Spark Checkpoint Complete decryption (41)

Source: Internet
Author: User


What exactly isCheckpoint ?

1,Sparkin the production environment, we often facetranformationsof theRDDvery much (such as aJobincluded in1million ofRDD) or specifictranformationproduced byRDDThe calculations themselves are particularly complex and time-consuming (for example, calculations often exceed1hours), we must consider the persistence of the calculated results data;

2, Spark is good at multi-step iterations, and is good at Job -based reuse, which can greatly improve efficiency if the data generated by the previously calculated process is reused .

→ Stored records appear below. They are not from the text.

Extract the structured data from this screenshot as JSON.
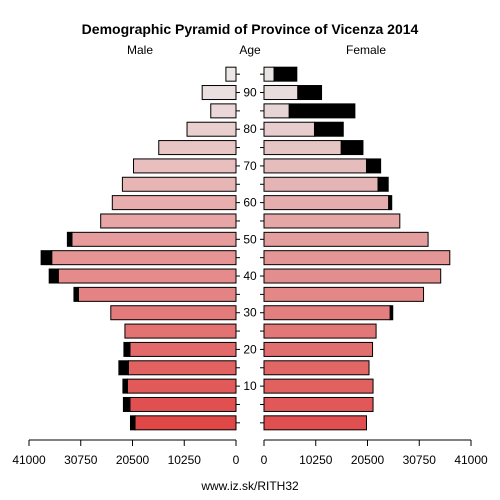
{
  "chart_data": {
    "type": "population-pyramid",
    "title": "Demographic Pyramid of Province of Vicenza 2014",
    "left_label": "Male",
    "center_label": "Age",
    "right_label": "Female",
    "footer": "www.iz.sk/RITH32",
    "x_ticks_left": [
      "41000",
      "30750",
      "20500",
      "10250",
      "0"
    ],
    "x_ticks_right": [
      "0",
      "10250",
      "20500",
      "30750",
      "41000"
    ],
    "x_tick_values": [
      41000,
      30750,
      20500,
      10250,
      0
    ],
    "xlim": [
      0,
      41000
    ],
    "age_groups": [
      "0-4",
      "5-9",
      "10-14",
      "15-19",
      "20-24",
      "25-29",
      "30-34",
      "35-39",
      "40-44",
      "45-49",
      "50-54",
      "55-59",
      "60-64",
      "65-69",
      "70-74",
      "75-79",
      "80-84",
      "85-89",
      "90-94",
      "95+"
    ],
    "age_tick_labels": [
      "10",
      "20",
      "30",
      "40",
      "50",
      "60",
      "70",
      "80",
      "90"
    ],
    "age_tick_group_index": [
      2,
      4,
      6,
      8,
      10,
      12,
      14,
      16,
      18
    ],
    "male_values": [
      20000,
      21000,
      21500,
      21300,
      21000,
      22000,
      24800,
      31200,
      35200,
      36500,
      32500,
      26800,
      24500,
      22500,
      20300,
      15300,
      9700,
      5000,
      6700,
      2000
    ],
    "male_excess": [
      900,
      1300,
      900,
      1900,
      1200,
      0,
      0,
      900,
      1800,
      2100,
      900,
      0,
      0,
      0,
      0,
      0,
      0,
      0,
      0,
      0
    ],
    "female_values": [
      20300,
      21600,
      21600,
      20800,
      21500,
      22200,
      25000,
      31600,
      35000,
      36800,
      32500,
      26900,
      24700,
      22600,
      20300,
      15300,
      10000,
      5000,
      6700,
      2000
    ],
    "female_excess": [
      0,
      0,
      0,
      0,
      0,
      0,
      500,
      0,
      0,
      0,
      0,
      0,
      600,
      2000,
      2800,
      4300,
      5700,
      13000,
      4700,
      4500
    ],
    "male_color_bottom": "#e04848",
    "male_color_top": "#ece8e8",
    "female_color_bottom": "#e05050",
    "female_color_top": "#e8e4e4",
    "excess_color": "#000000"
  }
}
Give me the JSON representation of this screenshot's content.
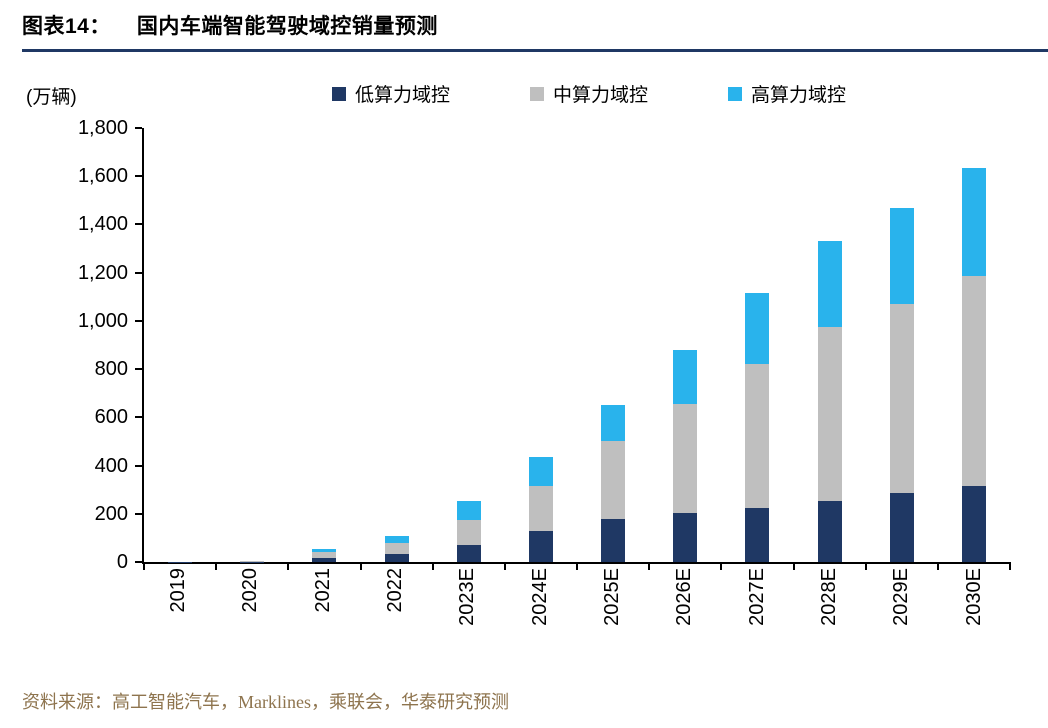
{
  "header": {
    "label": "图表14：",
    "title": "国内车端智能驾驶域控销量预测",
    "rule_color": "#1F3864"
  },
  "chart_data": {
    "type": "bar",
    "stacked": true,
    "unit_label": "(万辆)",
    "categories": [
      "2019",
      "2020",
      "2021",
      "2022",
      "2023E",
      "2024E",
      "2025E",
      "2026E",
      "2027E",
      "2028E",
      "2029E",
      "2030E"
    ],
    "series": [
      {
        "name": "低算力域控",
        "color": "#1F3864",
        "values": [
          1,
          2,
          18,
          35,
          70,
          130,
          180,
          205,
          225,
          255,
          285,
          315
        ]
      },
      {
        "name": "中算力域控",
        "color": "#BFBFBF",
        "values": [
          1,
          2,
          25,
          45,
          105,
          185,
          320,
          450,
          595,
          720,
          785,
          870
        ]
      },
      {
        "name": "高算力域控",
        "color": "#29B3EC",
        "values": [
          0,
          1,
          12,
          28,
          80,
          120,
          150,
          225,
          295,
          355,
          400,
          450
        ]
      }
    ],
    "totals": [
      2,
      5,
      55,
      108,
      255,
      435,
      650,
      880,
      1115,
      1330,
      1470,
      1635
    ],
    "ylim": [
      0,
      1800
    ],
    "ytick_step": 200,
    "legend_position": "top",
    "grid": false,
    "axis_color": "#000000"
  },
  "footer": {
    "source": "资料来源：高工智能汽车，Marklines，乘联会，华泰研究预测",
    "color": "#8E744E"
  }
}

3, If you use persist to put the data in memory, it is the fastest but the most unreliable, if placed on the disk is not completely reliable! For example, the disk is damaged.

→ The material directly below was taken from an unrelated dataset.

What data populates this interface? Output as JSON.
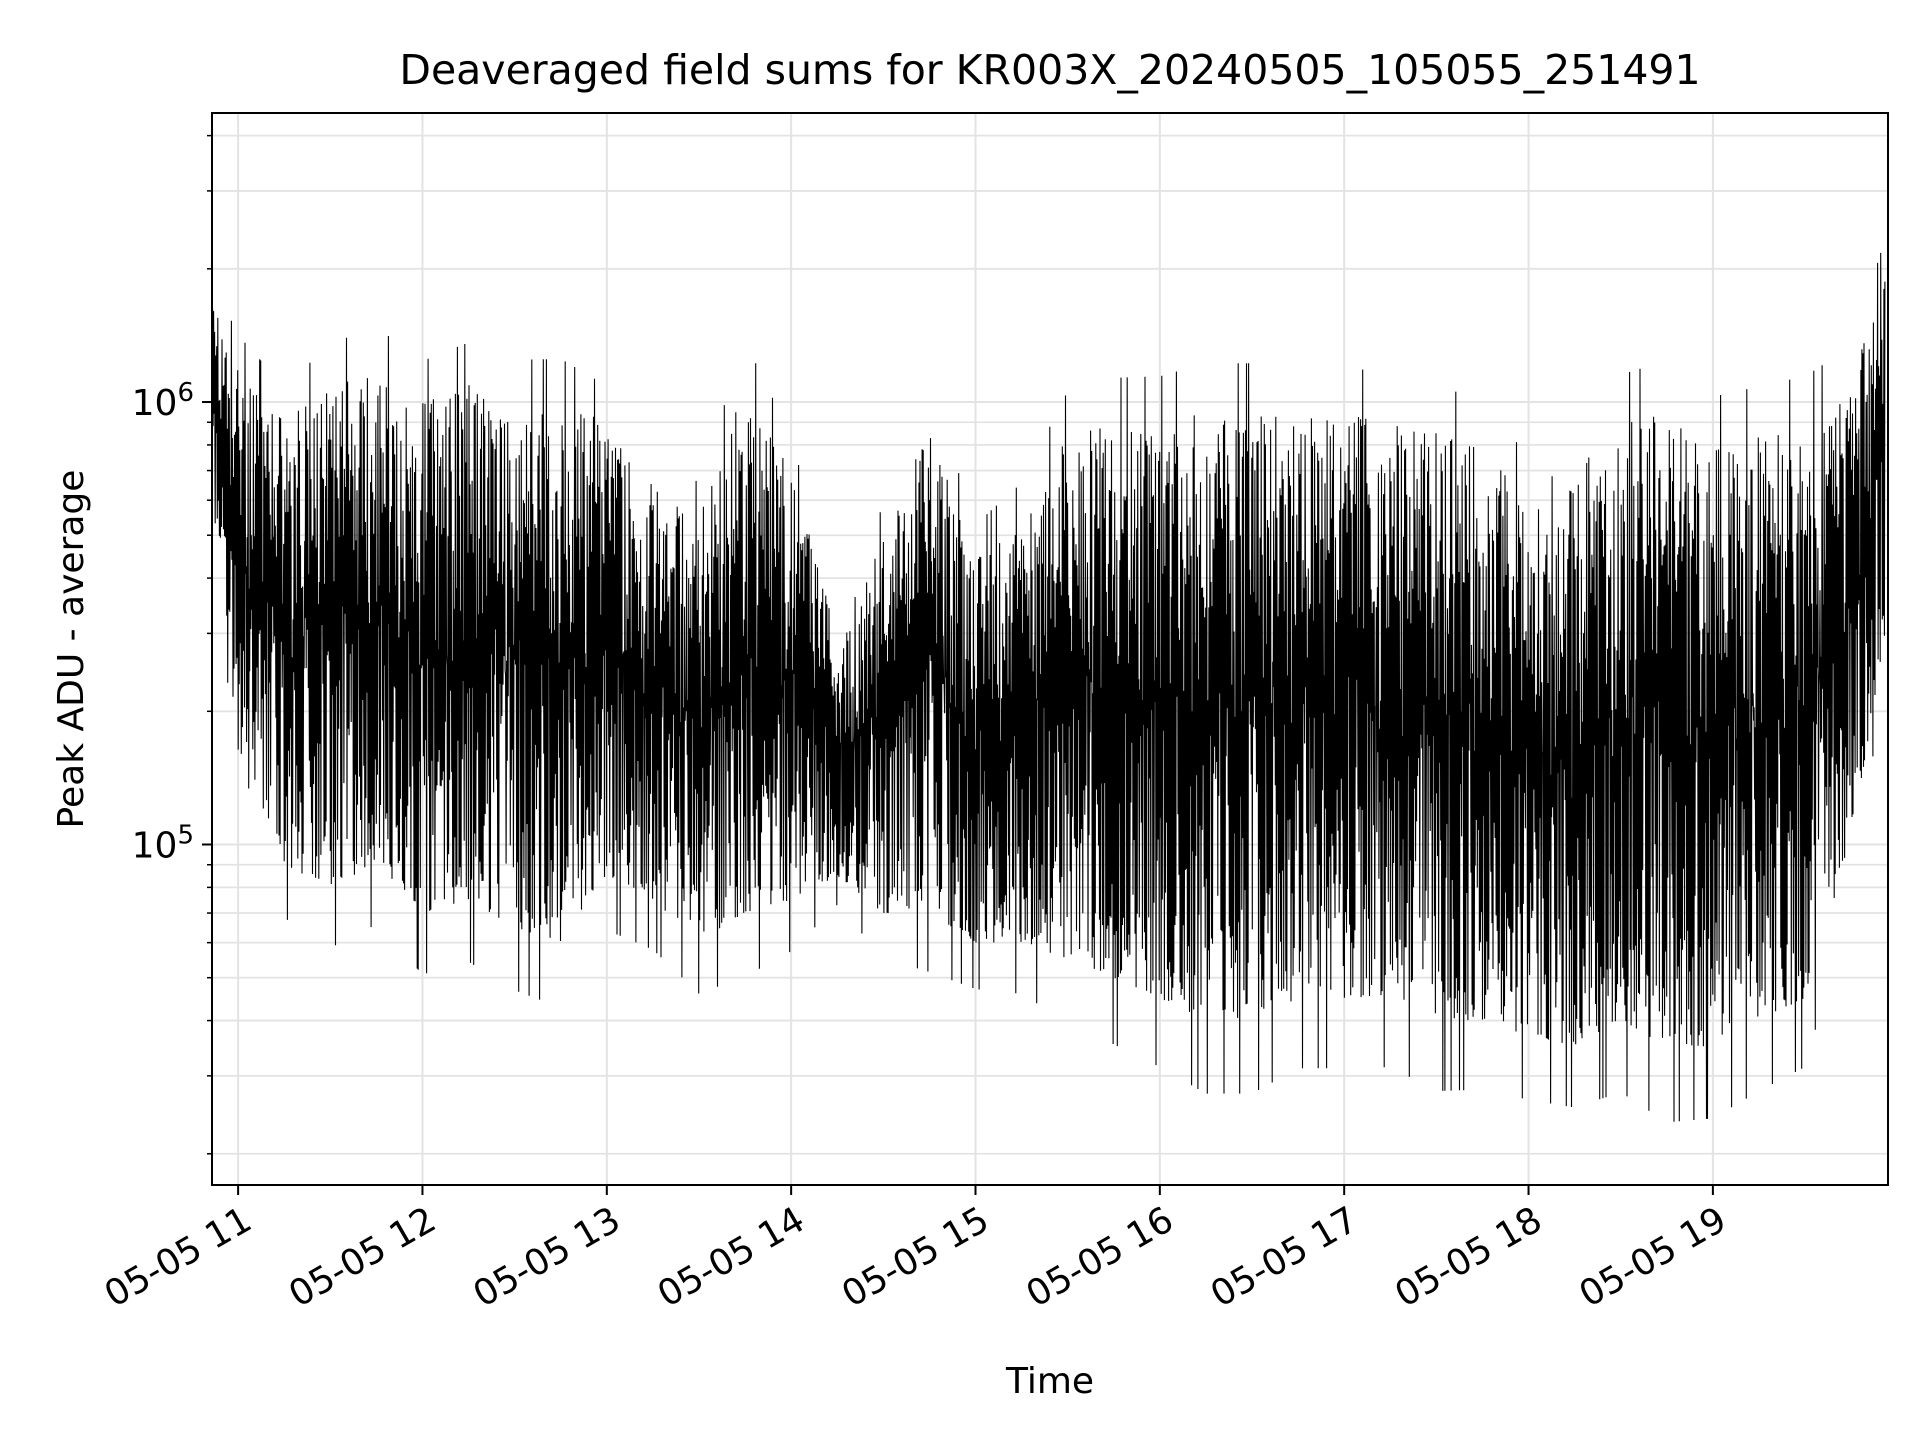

checkpoint checkpoint You can specify how to place the data locally and in multiple copies, but in a normal production environment is placed in hdfs high-fault-tolerant high-reliability features to achieve maximum reliable persistence of data;

5,  rdd of the computed data spark checkpoint hdfs

6,  rdd rdd ) started based on hdfs rdd start checkpoint mechanism for fault tolerance and high availability;

Second,Checkpoint principle mechanism

1,  by calling sparkcontext.setcheckpointdir checkpoint rdd Where to put the data, in the production cluster is placed in the hdfs checkpoint

2, All of the Rdd that it relies on in the checkpoint of the rdd will be emptied out of the calculation chain;

3,As a best practice, it is generallyCheckpointbefore the method call is passedpersistto bring the currentRDDdata is persisted to memory or disk becauseCheckpointis aLazylevel, there must beJobthe execution and inJobAfter the execution is completed, it will be traced backRDDwas carried outCheckpointtag, and then Mark theCheckpointof theRDDNew Start aJobimplementation of specificCheckpointthe process;

4, Checkpoint changed the lineage of the RDD ;

5,When we call theCheckpointmethod toRDDmakeCheckpointoperation, the frame is automatically generated when theRddcheckpointdata, whenRDDran on aJobit will trigger immediately after theRddcheckpointdatain theCheckpointmethod, which is called inside theDocheckpointis actually called in the production environment.Reliablerddcheckpointdataof theDocheckpoint, in the production environment will causeReliablecheckpointrddof thewriterddtocheckpointdirectorythe call, while thewriterddtocheckpointdirectorymethod is triggered inside theRunjobto carry out the currentRDDwrites the data in theCheckpointin the catalog, it also producesReliablecheckpointrddexample;




Note:

Sina Weibo: Http://www.weibo.com/ilovepains

Public Number: Dt_spark






This article is from the "onepeople" blog, make sure to keep this source http://5233240.blog.51cto.com/5223240/1773649

Spark Checkpoint Complete decryption (41)

Contact Us

The content source of this page is from Internet, which doesn't represent Alibaba Cloud's opinion; products and services mentioned on that page don't have any relationship with Alibaba Cloud. If the content of the page makes you feel confusing, please write us an email, we will handle the problem within 5 days after receiving your email.

If you find any instances of plagiarism from the community, please send an email to: info-contact@alibabacloud.com and provide relevant evidence. A staff member will contact you within 5 working days.

A Free Trial That Lets You Build Big!

Start building with 50+ products and up to 12 months usage for Elastic Compute Service

  • Sales Support

    1 on 1 presale consultation

  • After-Sales Support

    24/7 Technical Support 6 Free Tickets per Quarter Faster Response

  • Alibaba Cloud offers highly flexible support services tailored to meet your exact needs.